Chris Decron publie dans le très élégant catalogue de l’exposition Anselm Kiefer Pour Paul Celan (éd. RMN – Grand Palais, 2021), une lettre d’Alexander Kluge à Anselm Kiefer datée du 27 juillet 2021 :
« La plume “rouge vie” a été réduite en cendres et en fumées dans le four crématoire. Il n’a pas eu d’été. Seulement des crématoires en action. Tout cela est sans pitié. Mais que ces vers existent et habitent tes tableaux, voilà une interprétation adéquate de la sentence d’Adorno selon laquelle il est impossible d’écrire de la poésie après Auschwitz. Celan l’a bien fait, lui. Et tu peins des tableaux qui constituent plus qu’une passerelle jusqu’à ses mots. »
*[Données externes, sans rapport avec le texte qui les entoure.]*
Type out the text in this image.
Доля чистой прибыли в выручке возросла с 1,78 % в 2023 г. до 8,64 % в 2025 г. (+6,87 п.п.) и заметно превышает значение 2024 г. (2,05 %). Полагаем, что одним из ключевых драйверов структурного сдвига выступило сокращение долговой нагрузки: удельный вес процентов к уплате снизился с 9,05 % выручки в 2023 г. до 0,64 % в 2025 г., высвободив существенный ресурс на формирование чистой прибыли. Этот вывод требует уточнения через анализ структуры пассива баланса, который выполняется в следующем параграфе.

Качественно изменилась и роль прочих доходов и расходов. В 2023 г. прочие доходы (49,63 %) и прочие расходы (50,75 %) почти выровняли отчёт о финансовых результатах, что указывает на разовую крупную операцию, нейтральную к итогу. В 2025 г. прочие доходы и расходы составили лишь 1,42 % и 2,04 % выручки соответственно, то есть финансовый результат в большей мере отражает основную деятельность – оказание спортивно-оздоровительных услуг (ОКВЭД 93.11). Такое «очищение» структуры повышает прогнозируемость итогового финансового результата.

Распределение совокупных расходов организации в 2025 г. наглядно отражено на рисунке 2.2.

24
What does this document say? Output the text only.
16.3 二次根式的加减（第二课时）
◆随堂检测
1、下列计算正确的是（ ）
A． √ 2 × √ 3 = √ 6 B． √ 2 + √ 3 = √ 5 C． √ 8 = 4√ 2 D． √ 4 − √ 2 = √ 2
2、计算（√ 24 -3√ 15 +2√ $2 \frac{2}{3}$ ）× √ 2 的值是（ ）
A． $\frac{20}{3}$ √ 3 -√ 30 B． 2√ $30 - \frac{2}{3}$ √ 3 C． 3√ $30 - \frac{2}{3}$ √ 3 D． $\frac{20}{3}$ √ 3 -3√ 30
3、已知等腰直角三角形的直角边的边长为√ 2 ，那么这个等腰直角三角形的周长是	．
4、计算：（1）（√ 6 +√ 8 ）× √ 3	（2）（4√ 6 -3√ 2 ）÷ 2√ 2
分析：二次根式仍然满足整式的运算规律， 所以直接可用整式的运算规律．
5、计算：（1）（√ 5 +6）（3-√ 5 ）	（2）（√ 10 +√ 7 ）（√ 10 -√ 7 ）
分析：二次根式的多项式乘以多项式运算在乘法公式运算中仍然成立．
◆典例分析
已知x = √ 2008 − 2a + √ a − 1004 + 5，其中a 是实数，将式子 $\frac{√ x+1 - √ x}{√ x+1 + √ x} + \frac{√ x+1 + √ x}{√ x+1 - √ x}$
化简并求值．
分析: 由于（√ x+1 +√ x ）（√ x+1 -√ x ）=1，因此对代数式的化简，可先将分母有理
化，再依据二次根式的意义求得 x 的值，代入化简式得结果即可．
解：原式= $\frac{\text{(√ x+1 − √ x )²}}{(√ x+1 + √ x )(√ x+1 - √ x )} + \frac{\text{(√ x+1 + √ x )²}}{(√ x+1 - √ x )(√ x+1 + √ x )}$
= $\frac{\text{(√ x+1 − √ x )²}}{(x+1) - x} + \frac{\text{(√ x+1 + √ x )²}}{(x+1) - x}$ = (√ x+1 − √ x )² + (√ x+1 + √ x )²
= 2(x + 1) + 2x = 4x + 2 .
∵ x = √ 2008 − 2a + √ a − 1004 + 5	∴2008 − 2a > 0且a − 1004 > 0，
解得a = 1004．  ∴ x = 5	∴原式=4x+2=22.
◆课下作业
Sans doute le démenti le plus flagrant à la phrase la plus citée d’un philosophe contemporain, qui fut habité par la tragédie nationale-socialiste, fut-il l’œuvre de Paul Celan à côté de laquelle se dresse toute la poésie yiddish qui a survécu et aujourd’hui, cette convergence Kiefer-Celan porte en elle quelque chose de l’ordre de la Révélation et peut-être tient-elle, au sens du philosophe Franz Rosenzweig (1886-1929), à une certaine Rédemption dans l’ordre artistique, comme son étoile de la Rédemption (Stern der Erlösung) a pu l’être dans l’ordre philosophique pour la génération Levinas-Ricœur par exemple.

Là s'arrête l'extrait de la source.